To avoid these constitutional and interpretive problems, Agudath Israel submits, the Court should revisit the Title VII accommodation obligation, and bring it into line with that established by the ADA by requiring an employer claiming "undue hardship" to show that reasonably accommodating an employee's religion would entail "significant difficulty or expense".

Furthermore, just as the ADA instructs that "significant difficulty or expense" is to be determined in light


of factors specifically relevant to the disability context, as enumerated in 42 U.S.C. 12111(10)(B), so too would "significant difficulty or expense" be determined for purposes of Title VII in light of factors specifically relevant to the context of religious observance. These factors are already spelled out in existing EEOC guidelines, 29 CFR 1605.2(e), and include: "the identifiable cost [of the accommodation] in relation to the size and operating cost of the employer, and the number of individuals who will in fact need particular accommodation"; and the extent to which the accommodation would require "a variance from a bona fide seniority system" that "would deny another employee his or her job or shift preference guaranteed by that system."

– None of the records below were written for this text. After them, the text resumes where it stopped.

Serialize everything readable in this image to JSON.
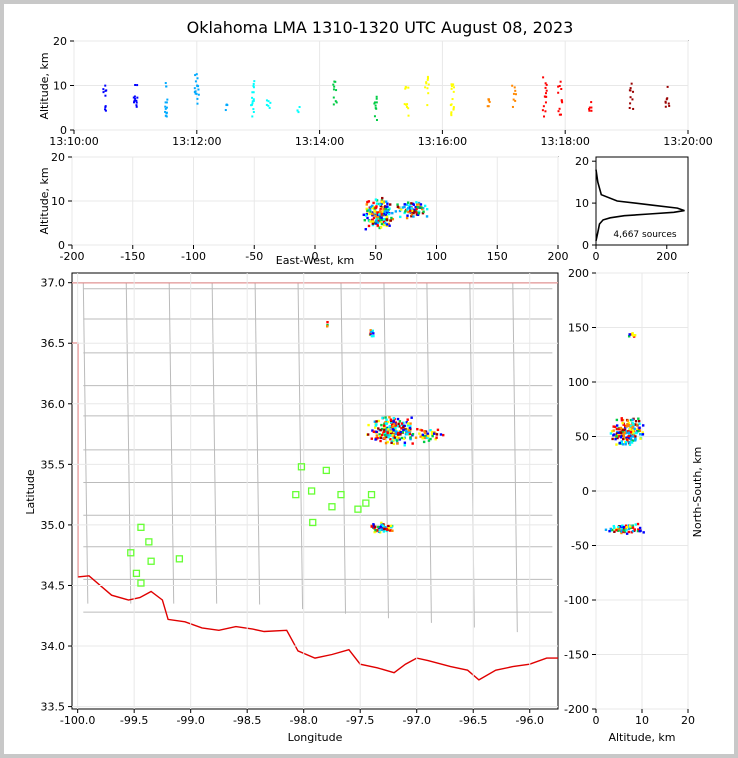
{
  "title": "Oklahoma LMA 1310-1320 UTC August 08, 2023",
  "source_count": "4,667 sources",
  "colors": {
    "border": "#e00000",
    "county": "#bbbbbb",
    "station": "#66ff33",
    "density_curve": "#000000",
    "source_palette": [
      "#0000ff",
      "#00aaff",
      "#00ffff",
      "#00cc44",
      "#ffff00",
      "#ff8800",
      "#ff0000",
      "#990000"
    ]
  },
  "chart_data": [
    {
      "name": "time-height",
      "type": "scatter",
      "xlabel": "",
      "ylabel": "Altitude, km",
      "x_ticks": [
        "13:10:00",
        "13:12:00",
        "13:14:00",
        "13:16:00",
        "13:18:00",
        "13:20:00"
      ],
      "xlim": [
        "13:10:00",
        "13:20:00"
      ],
      "y_ticks": [
        0,
        10,
        20
      ],
      "ylim": [
        0,
        20
      ],
      "clusters": [
        {
          "t": "13:10:30",
          "alt": [
            3,
            10
          ],
          "n": 10
        },
        {
          "t": "13:11:00",
          "alt": [
            4,
            11
          ],
          "n": 12
        },
        {
          "t": "13:11:30",
          "alt": [
            3,
            11
          ],
          "n": 14
        },
        {
          "t": "13:12:00",
          "alt": [
            3,
            13
          ],
          "n": 16
        },
        {
          "t": "13:12:30",
          "alt": [
            4,
            6
          ],
          "n": 4
        },
        {
          "t": "13:12:55",
          "alt": [
            3,
            11
          ],
          "n": 16
        },
        {
          "t": "13:13:10",
          "alt": [
            4,
            7
          ],
          "n": 6
        },
        {
          "t": "13:13:40",
          "alt": [
            4,
            7
          ],
          "n": 4
        },
        {
          "t": "13:14:15",
          "alt": [
            4,
            11
          ],
          "n": 10
        },
        {
          "t": "13:14:55",
          "alt": [
            2,
            10
          ],
          "n": 10
        },
        {
          "t": "13:15:25",
          "alt": [
            3,
            10
          ],
          "n": 10
        },
        {
          "t": "13:15:45",
          "alt": [
            5,
            12
          ],
          "n": 10
        },
        {
          "t": "13:16:10",
          "alt": [
            3,
            11
          ],
          "n": 16
        },
        {
          "t": "13:16:45",
          "alt": [
            5,
            8
          ],
          "n": 6
        },
        {
          "t": "13:17:10",
          "alt": [
            4,
            10
          ],
          "n": 8
        },
        {
          "t": "13:17:40",
          "alt": [
            3,
            12
          ],
          "n": 14
        },
        {
          "t": "13:17:55",
          "alt": [
            3,
            11
          ],
          "n": 12
        },
        {
          "t": "13:18:25",
          "alt": [
            4,
            8
          ],
          "n": 6
        },
        {
          "t": "13:19:05",
          "alt": [
            4,
            11
          ],
          "n": 10
        },
        {
          "t": "13:19:40",
          "alt": [
            5,
            10
          ],
          "n": 8
        }
      ]
    },
    {
      "name": "east-west-height",
      "type": "scatter",
      "xlabel": "East-West, km",
      "ylabel": "Altitude, km",
      "x_ticks": [
        -200,
        -150,
        -100,
        -50,
        0,
        50,
        100,
        150,
        200
      ],
      "xlim": [
        -200,
        200
      ],
      "y_ticks": [
        0,
        10,
        20
      ],
      "ylim": [
        0,
        20
      ],
      "clusters": [
        {
          "x": [
            40,
            65
          ],
          "alt": [
            3,
            11
          ],
          "n": 160
        },
        {
          "x": [
            65,
            95
          ],
          "alt": [
            6,
            10
          ],
          "n": 80
        }
      ]
    },
    {
      "name": "altitude-histogram",
      "type": "line",
      "xlabel": "",
      "ylabel": "",
      "x_ticks": [
        0,
        200
      ],
      "xlim": [
        0,
        260
      ],
      "y_ticks": [
        0,
        10,
        20
      ],
      "ylim": [
        0,
        21
      ],
      "x": [
        0,
        5,
        10,
        20,
        40,
        80,
        150,
        220,
        250,
        230,
        160,
        60,
        15,
        5,
        0
      ],
      "y": [
        1,
        3,
        5,
        6,
        6.5,
        7,
        7.4,
        7.8,
        8.2,
        8.8,
        9.5,
        10.5,
        12,
        15,
        18
      ]
    },
    {
      "name": "plan-view",
      "type": "scatter",
      "xlabel": "Longitude",
      "ylabel": "Latitude",
      "x_ticks": [
        -100.0,
        -99.5,
        -99.0,
        -98.5,
        -98.0,
        -97.5,
        -97.0,
        -96.5,
        -96.0
      ],
      "xlim": [
        -100.05,
        -95.75
      ],
      "y_ticks": [
        33.5,
        34.0,
        34.5,
        35.0,
        35.5,
        36.0,
        36.5,
        37.0
      ],
      "ylim": [
        33.48,
        37.08
      ],
      "clusters": [
        {
          "lon": [
            -97.45,
            -97.0
          ],
          "lat": [
            35.65,
            35.9
          ],
          "n": 220
        },
        {
          "lon": [
            -97.05,
            -96.75
          ],
          "lat": [
            35.68,
            35.8
          ],
          "n": 40
        },
        {
          "lon": [
            -97.42,
            -97.2
          ],
          "lat": [
            34.93,
            35.03
          ],
          "n": 60
        },
        {
          "lon": [
            -97.43,
            -97.38
          ],
          "lat": [
            36.55,
            36.62
          ],
          "n": 10
        },
        {
          "lon": [
            -97.8,
            -97.78
          ],
          "lat": [
            36.63,
            36.68
          ],
          "n": 3
        }
      ],
      "stations": [
        {
          "lon": -98.02,
          "lat": 35.48
        },
        {
          "lon": -97.8,
          "lat": 35.45
        },
        {
          "lon": -98.07,
          "lat": 35.25
        },
        {
          "lon": -97.93,
          "lat": 35.28
        },
        {
          "lon": -97.67,
          "lat": 35.25
        },
        {
          "lon": -97.4,
          "lat": 35.25
        },
        {
          "lon": -97.45,
          "lat": 35.18
        },
        {
          "lon": -97.52,
          "lat": 35.13
        },
        {
          "lon": -97.75,
          "lat": 35.15
        },
        {
          "lon": -97.92,
          "lat": 35.02
        },
        {
          "lon": -99.44,
          "lat": 34.98
        },
        {
          "lon": -99.37,
          "lat": 34.86
        },
        {
          "lon": -99.53,
          "lat": 34.77
        },
        {
          "lon": -99.35,
          "lat": 34.7
        },
        {
          "lon": -99.1,
          "lat": 34.72
        },
        {
          "lon": -99.48,
          "lat": 34.6
        },
        {
          "lon": -99.44,
          "lat": 34.52
        }
      ]
    },
    {
      "name": "north-south-height",
      "type": "scatter",
      "xlabel": "Altitude, km",
      "ylabel": "North-South, km",
      "x_ticks": [
        0,
        10,
        20
      ],
      "xlim": [
        0,
        20
      ],
      "y_ticks": [
        200,
        150,
        100,
        50,
        0,
        -50,
        -100,
        -150,
        -200
      ],
      "ylim": [
        -200,
        200
      ],
      "clusters": [
        {
          "alt": [
            3,
            11
          ],
          "y": [
            40,
            68
          ],
          "n": 180
        },
        {
          "alt": [
            2,
            11
          ],
          "y": [
            -40,
            -30
          ],
          "n": 70
        },
        {
          "alt": [
            7,
            9
          ],
          "y": [
            140,
            146
          ],
          "n": 8
        }
      ]
    }
  ]
}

Elevating the level of protection for religiously observant employees under Title VII as suggested herein would not, in Agudath Israel's view, create independent First Amendment establishment clause problems of the type the Court discerned in Estate of Thornton v. Caldor, 472 U.S. 703 (1985). The infirmity of the Connecticut law at issue there, which directed employers to permit any employee to take off from work on the employee's chosen day of Sabbath, was its "absolute and unqualified" nature. 472 U.S. at 709. For example, noted the Court, "there is no exception when honoring the dictates of Sabbath observers would cause the employer substantial economic burdens or when the employer's compliance would require the imposition of significant burdens on other employees required to work in place of the Sabbath observers." 472 U.S. at 709-10 [emphasis added; footnote omitted]. Under Title VII, in contrast, the employer's obligation to provide reasonable accommodation of an employee's religion is by no means


"absolute and unqualified" -- even if "undue hardship" is interpreted, as it is under the ADA, to require an employer who seeks to be excused from such accommodation to demonstrate "significant difficulty or expense."